Europe’s contribution

But if the work confronts us with the mechanisms that operate within the intercontinental mixes that mix traditions and creators, it also reminds us of the mixed origin of the forms that appeared within the United States. Before exporting its productions, Hollywood benefited from the influx of European filmmakers. It is, in the words of Ludovic Tournès, “the hybridity of Hollywood cinema which allows it to create both Americanness and globality”, adding that the production of Snow White and the Seven Dwarfs is ” the perfect illustration of the mixes made by the studios.” Behind the words “patchwork”, “DIY”, “concatenation” or “composite”, we easily restore the multiple mechanisms which are at the origin of American cinema: adaptation of European genres and graphic styles, standardization and industrialization of production, vertical concentration, technical innovation. The complexity of the crossbreeding which affects most expressions of the existence of this nation – but which also operates at the heart of the formation of all Latin American nations – is carefully described to us through a number of examples which allow us to follow its mechanisms, turns and outcomes.

What about the rest of America?

One cannot exhaust such a subject in 450 pages. And it would be easy to point out gaps in the analysis and the journey. Let us simply indicate a few avenues that could extend this reading and renew our perspectives even more. First, on the notion of Americanization. It is always approached from the angle of the United States while we observe another process of Americanization, this time of continental scope, centuries before the creation of the United States: we think of the way in which, from Tierra del Fuego to California, the Spanish and Portuguese colonizations ended up suffering the backlash of a process of Americanization triggered by the waves of crossbreeding that responded to the multiple forms of Iberian expansion. Let us admit that we ignore this prehistory even if we realize today, in the context of a global history, that it marks the start of the globalizations that have followed one another since the end of the XVe century.

But why, since this is a “world history,” not extend the investigation by delving deeper into the effects of Americanization outside the United States? If “the hybridity of American cultural objects is an undeniable factor of Americanization” (p. 94), this hybridity appears in all the countries of the New World. How can we not think of Afro-Brazilian music when talking about American jazz? Are Iberian crossbreeds different from American crossbreeding? While today the original population Latina occupies ever more land on the soil of Gringolandia we want to question the impact of this progression on the destiny of Americanization. Rightly, the author devotes numerous analyzes to cinema. In a world history, the barely outlined trajectory of Mexican filmmaker Alejandro Gonzalez Iñarritu could have judiciously extended and updated the analysis of the transformations of cinematographic production by going off the beaten track (from Kurosawa to Sturges) to evoke the progress of Mexican filmmakers from the 1930s to the present.

Finally, it is possible that by comparing Americanization and Americanization, in other words phenomena as distant as the Americanization of Mexico in the 1950s and the Americanization of France or Belgium, we obtain a finer image of the processes involved. works to USA and the various modalities of their local reception. It would also be an opportunity to better distinguish what is “cultural” from the political, economic and financial issues that we usually associate with American imperialism.

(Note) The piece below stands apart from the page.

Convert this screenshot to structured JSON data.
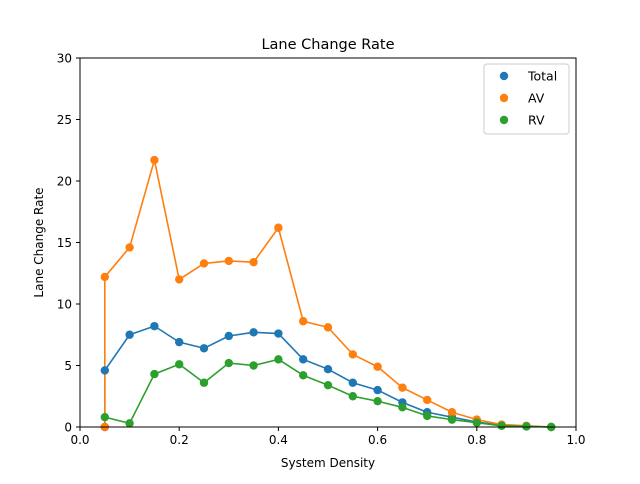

In fact, seriously considering all these issues and mechanisms would have doubled the volume of the work and it would have been necessary to mobilize other skills and move away from the angle chosen by the author. The planetarization of theAmerican Way of Life and its impasses are complex processes that require the consideration of multiple dynamics and temporalities on five continents. This work has the merit of opening the debate by providing us with a quantity of materials and reflections, without ever ceasing to be an enjoyable read or imposing on the reader the often emaciated jargon of the social sciences in their “Americanized” version.